I had modified the ranges to match some sample data I typed in when I tried
to disect the formulas.

I've really learned a lot by studying the replies on these newsgroups.
Thank you very much for your time.

Lewis

"Bob Phillips" wrote in message
...
The find will return an array of values depending upon whether it finds
the
value or not, 1 for matches, #VALUE for non-matches (BTW you need to
reduce
the range size if you want to evaluate the formula). It provides
case-sensitiveness by virtue of the FIND function.

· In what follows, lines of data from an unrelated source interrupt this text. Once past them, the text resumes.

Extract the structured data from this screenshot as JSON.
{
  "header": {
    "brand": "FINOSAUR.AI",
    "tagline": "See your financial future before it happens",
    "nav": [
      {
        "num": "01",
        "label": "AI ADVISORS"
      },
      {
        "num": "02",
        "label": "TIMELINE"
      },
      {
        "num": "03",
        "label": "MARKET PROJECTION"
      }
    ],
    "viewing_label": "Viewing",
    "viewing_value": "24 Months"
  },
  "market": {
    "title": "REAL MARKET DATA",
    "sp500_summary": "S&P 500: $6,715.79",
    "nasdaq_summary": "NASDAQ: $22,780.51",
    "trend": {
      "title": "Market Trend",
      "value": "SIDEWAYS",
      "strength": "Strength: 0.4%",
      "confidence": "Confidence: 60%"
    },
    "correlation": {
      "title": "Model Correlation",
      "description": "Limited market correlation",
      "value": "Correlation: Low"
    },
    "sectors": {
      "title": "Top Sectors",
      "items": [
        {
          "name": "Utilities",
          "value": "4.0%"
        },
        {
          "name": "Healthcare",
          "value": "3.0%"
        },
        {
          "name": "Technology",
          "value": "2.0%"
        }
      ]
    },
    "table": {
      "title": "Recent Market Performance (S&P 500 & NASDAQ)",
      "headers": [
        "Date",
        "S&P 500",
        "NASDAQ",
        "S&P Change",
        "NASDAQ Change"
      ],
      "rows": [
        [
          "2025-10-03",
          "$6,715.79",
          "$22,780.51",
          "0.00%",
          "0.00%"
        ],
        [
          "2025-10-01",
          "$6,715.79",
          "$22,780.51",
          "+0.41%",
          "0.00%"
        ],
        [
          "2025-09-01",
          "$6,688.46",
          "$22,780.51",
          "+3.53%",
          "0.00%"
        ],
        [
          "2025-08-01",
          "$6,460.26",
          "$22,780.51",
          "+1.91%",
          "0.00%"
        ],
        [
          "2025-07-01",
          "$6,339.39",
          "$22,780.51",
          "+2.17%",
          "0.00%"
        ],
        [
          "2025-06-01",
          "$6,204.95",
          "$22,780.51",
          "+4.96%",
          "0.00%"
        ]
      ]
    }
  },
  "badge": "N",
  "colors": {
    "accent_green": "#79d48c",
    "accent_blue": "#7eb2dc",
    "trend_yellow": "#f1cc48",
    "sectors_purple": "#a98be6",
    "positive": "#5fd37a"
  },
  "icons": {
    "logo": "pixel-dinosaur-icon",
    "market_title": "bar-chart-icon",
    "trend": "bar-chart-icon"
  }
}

The array of values is then used to LOOKUP the BigNumber in the
lookup_vector. LOOKUP returns an index to the largest number less than the
lookup value, and uses that to extract from the result_vector Z2:Z3000. As
the array only consists of 1 and #VALUE, the largest values less than or
euqla will be 1. That has made me just realise, you don't need BigNumber,
2
will do

=LOOKUP(2,FIND(AA1,A2:A3000),Z2:Z3000)

Much more economical :-)

This actually works slightly differently than my offering, as if there are
multiple matches in the lookup_vector, this formula returns the last, mine
returns the first.

--

HTH

RP
(remove nothere from the email address if mailing direct)


"Lewis Clark" <lewis_clark_644 @ yahoo.com wrote in message
news:4oHMe.7333$Al5.5850@trnddc04...
Would you please explain the logic for this formula? I think I
understand
what it does, but not how it works.

It looks like FIND returns the position in the "A" range of the lookup
value, and then LOOKUP returns the corresponding value from the "Z"
range.

When I try to break out the FIND call by itself to follow the logic, I
just
get the #VALUE! error. Does FIND return a vector in this case that is
all
zeros except for the position of the lookup value?

Thanks in advance.


"Krishnakumar"

wrote in message
news:Krishnakumar.1twl30_1124273195.9814@excelforu m-nospam.com...

Hi Dan,

May be...

=LOOKUP(9.9999999999E+307,FIND(AA1,A2:A3000),Z2:Z3 000)

where AA1 houses the lookup value.